Kini, Lian sedang membawa dua mangkuk bakso dengan dua gelas es teh manis. Lian yang sedari tadi menunggu di tempat duduknya, guna untuk mem-booking tempat, pun langsung membuka mulutnya. Aroma lezat bakso terasa sangat menggoda untuk disantap.
Sembari mengaduk bakso, Lian pun berdehem sejenak. Kemudian, ditatapnya lekat-lekat Alva yang sudah mulai menyantap baksonya itu.
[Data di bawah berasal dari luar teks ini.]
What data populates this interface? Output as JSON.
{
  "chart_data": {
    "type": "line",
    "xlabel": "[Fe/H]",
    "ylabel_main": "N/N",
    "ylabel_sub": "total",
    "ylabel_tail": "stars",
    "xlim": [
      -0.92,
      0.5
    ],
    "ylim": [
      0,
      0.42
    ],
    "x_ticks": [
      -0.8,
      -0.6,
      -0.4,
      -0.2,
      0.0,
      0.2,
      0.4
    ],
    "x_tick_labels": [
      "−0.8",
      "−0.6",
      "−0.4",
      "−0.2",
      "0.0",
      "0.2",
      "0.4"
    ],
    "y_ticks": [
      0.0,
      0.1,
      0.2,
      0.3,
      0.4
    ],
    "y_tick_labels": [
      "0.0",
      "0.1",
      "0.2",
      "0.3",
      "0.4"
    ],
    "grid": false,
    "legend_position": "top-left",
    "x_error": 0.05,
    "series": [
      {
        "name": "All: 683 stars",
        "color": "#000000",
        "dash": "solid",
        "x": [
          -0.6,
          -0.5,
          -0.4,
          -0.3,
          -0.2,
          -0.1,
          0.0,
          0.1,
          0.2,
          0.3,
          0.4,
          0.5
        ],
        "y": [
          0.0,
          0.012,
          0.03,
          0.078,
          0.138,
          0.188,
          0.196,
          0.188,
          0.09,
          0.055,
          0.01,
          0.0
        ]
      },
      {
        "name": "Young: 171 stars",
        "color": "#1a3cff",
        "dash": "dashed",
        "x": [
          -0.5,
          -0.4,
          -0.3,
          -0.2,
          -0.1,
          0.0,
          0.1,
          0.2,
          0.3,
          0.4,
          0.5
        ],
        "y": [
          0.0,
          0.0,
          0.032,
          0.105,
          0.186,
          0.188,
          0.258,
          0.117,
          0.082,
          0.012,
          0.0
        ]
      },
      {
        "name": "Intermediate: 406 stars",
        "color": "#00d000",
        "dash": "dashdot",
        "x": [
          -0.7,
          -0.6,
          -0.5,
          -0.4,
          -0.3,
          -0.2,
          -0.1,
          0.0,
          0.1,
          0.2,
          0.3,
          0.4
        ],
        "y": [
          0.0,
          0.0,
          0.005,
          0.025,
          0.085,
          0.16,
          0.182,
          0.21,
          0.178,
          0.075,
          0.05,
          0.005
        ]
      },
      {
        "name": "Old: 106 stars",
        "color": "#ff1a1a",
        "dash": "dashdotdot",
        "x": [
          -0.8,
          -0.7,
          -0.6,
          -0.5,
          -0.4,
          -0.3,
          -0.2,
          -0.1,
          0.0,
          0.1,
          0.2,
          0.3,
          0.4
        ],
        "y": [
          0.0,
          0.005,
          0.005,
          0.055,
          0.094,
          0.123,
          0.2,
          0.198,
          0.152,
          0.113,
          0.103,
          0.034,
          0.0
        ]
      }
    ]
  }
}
"Emang lo sebenarnya udah bisa ke dunia sihir sejak umur berapa?" tanya Lian. Alva tampak menelan bakso yang telah dikunyahnya dengan lembut.
"Sejak masih SMP. Nyokap gue yang ngajarin gue buat pergi di sana. Waktu itu, awalnya gue sih takut-takut, tapi ternyata, asyik juga di sana," ucap Alva.
"Iya sih, bener! Asyik banget," sahut Lian.
"Terus, lo masih jadian sama cewek yang waktu itu di perpustakaan?" tanya Lian lagi. Sontak saja, Alva terbatuk setelah mendengar pertanyaan dari Lian.
"Cewek yang di perpustakaan? Siapa?" tanya Alva sembari menautkan kedua alisnya.
"Itu, cewek yang paling populer di sekolah. Bukannya kalian jadian? Gue waktu itu gak sengaja lihat sih kalian ciuman di sana," cetus Lian. Mendengar hal itu, Alva sontak menatap Lian dengan tatapan tajam.
"Lo lihat apa aja? Cuma itu doang kan?" tanya Alva. Lian pun sontak menganggukkan kepalanya.
"Iya. Lagipula, ngapain gue ngeliatin orang ciuman lama-lama, bikin baper juga enggak tuh weeekkk!" Lian menjulurkan lidahnya. Terdengar helaan napas lega dari Alva.
"Untunglah kalau lo cuma lihat adegan itu doang," cetus Alva santai.
"Maksud lo?" tanya Lian bingung. Namun, dengan cepat, Alva menggelengkan kepalanya.
"Ah enggak kok. By the way, gue gak nyangka kalau lo juga sama-sama dari dunia sihir," cetus Alva. Mendengar hal itu, Lian lantas terkekeh pelan.
"Kenapa? Memangnya gadis payah kayak gue gak bisa ke dunia sihir gitu? Setiap manusia pun juga punya kelebihan masing-masing," cetus Lian. Terdengar helaan napas dari Alva.
"Maksud gue bukan gitu," keluh Alva. Mendengar hal itu, sontak saja, Lian mengangguk-anggukkan kepalanya.
"Ya, gue paham kok. Lo kan the perfect man, udah pinter, ganteng, kaya juga. Lo bahkan punya nyokap yang kelihatan sayang banget gitu sama lo," ungkap Lian. Lagi-lagi, terdengar helaan napas berat dari Alva.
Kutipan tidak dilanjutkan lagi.